Y yendo, predicad, diciendo: El reino de los cielos se ha acercado. Sanad enfermos, limpiad leprosos, resucitad muertos, echad fuera demonios; de gracia recibisteis, dad de gracia. Mateo 10:7-8 7

Una de las preguntas mas frecuentes que entretenemos en nuestras mentes es, “Cual es la voluntad de Dios para mi vida?”

La forma en que empezamos a responder esta pregunta determina nuestro diario caminar en la vida cristiana.

La buena noticia es que no necesitamos vivir toda nuestra vida esperando por dirección divina que quizás si o quizás no podría bajar del cielo, dándonos un paso a paso de la voluntad de Dios.

Jesús reveló la voluntad de Dios a través de su estilo de vida y lo tenemos grabado en los Evangelios.

En Mateo 10:7-8 Jesús te da una imagen clara de la voluntad de Dios para nuestras vidas. Sin embargo, para abrazar la invitación que El esta extendiendo, necesitamos cambiar la forma en que pensamos respecto de la voluntad de Dios.

Con frecuencia estamos esperando que el Espíritu Santo nos diga algo como “Trabaja en este lugar”, o, “Vete a tal país”. Estamos esperando ordenes especificas, y si, algunas veces El te revelara claramente información especifica, sin embargo lo esencial de la voluntad de Dios esta revelado en el ejemplo de Jesucristo.

Cual es la voluntad de Dios? Donde sea que vayamos o cualquier cosa que hagamos, nuestro compromiso principal es con el mandato de Jesús, que es predicar y demostrar el Reino. Sanen enfermos, limpien a los leprosos, resuciten a los muertos, expulsen demonios. Este es el cristianismo normal en acción. Lo que sucedió en el pasado es que teníamos nuestra definición de normalidad en base a las cosas que habíamos experimentado en la vida. El problema con esta perspectiva es que continuaremos experimentando un viejo nivel de normalidad hasta que redefinamos nuestra expectativa de lo normal, y decidamos demandarle a nuestra experiencia que se alinee al estilo de vida definido por Jesús.

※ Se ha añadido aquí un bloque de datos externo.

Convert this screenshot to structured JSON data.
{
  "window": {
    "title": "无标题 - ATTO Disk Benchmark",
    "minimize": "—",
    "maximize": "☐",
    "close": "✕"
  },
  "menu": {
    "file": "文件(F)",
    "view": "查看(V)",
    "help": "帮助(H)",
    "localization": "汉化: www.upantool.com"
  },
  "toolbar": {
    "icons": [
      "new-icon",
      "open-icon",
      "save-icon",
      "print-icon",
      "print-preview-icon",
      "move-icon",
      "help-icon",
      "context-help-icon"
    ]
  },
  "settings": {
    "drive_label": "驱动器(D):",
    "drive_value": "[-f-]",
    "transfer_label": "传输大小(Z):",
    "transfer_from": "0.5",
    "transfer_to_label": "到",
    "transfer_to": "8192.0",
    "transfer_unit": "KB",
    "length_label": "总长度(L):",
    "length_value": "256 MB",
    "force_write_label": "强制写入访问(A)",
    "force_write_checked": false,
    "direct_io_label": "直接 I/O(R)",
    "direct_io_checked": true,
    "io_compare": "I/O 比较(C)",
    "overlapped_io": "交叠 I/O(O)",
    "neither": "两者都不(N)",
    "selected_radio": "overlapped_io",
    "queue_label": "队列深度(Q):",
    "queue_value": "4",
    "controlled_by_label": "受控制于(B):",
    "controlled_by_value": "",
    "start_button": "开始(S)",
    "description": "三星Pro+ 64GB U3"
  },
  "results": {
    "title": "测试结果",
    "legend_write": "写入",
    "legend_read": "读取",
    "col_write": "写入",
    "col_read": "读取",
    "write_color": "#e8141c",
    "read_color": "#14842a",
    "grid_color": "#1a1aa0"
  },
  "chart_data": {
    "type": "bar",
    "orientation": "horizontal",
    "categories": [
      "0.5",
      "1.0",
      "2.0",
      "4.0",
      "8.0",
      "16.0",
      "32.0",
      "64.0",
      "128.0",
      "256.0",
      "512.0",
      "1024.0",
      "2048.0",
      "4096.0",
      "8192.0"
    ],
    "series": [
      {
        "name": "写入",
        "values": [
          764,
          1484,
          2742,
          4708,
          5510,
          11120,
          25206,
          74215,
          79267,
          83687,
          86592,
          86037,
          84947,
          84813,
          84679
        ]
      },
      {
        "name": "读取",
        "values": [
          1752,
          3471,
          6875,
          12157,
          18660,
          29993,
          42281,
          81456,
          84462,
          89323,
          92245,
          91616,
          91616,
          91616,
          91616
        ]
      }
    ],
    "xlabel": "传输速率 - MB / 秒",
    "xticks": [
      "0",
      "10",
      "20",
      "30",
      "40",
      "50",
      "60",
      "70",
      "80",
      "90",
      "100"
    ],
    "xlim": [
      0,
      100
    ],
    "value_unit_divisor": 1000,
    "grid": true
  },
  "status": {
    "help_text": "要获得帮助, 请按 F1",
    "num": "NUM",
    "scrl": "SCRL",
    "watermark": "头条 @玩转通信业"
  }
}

Hacia allí es hacia donde vamos. La voluntad de Dios realmente empieza cuando nosotros cambiamos la forma de pensar acerca de la voluntad de Dios y elevamos nuestra perspectiva para abrazar lo que Jesús nos comisionó que hagamos como la expresión fundamental de la voluntad de Dios. Todo lo demás fluirá desde la revelación central/fundamental.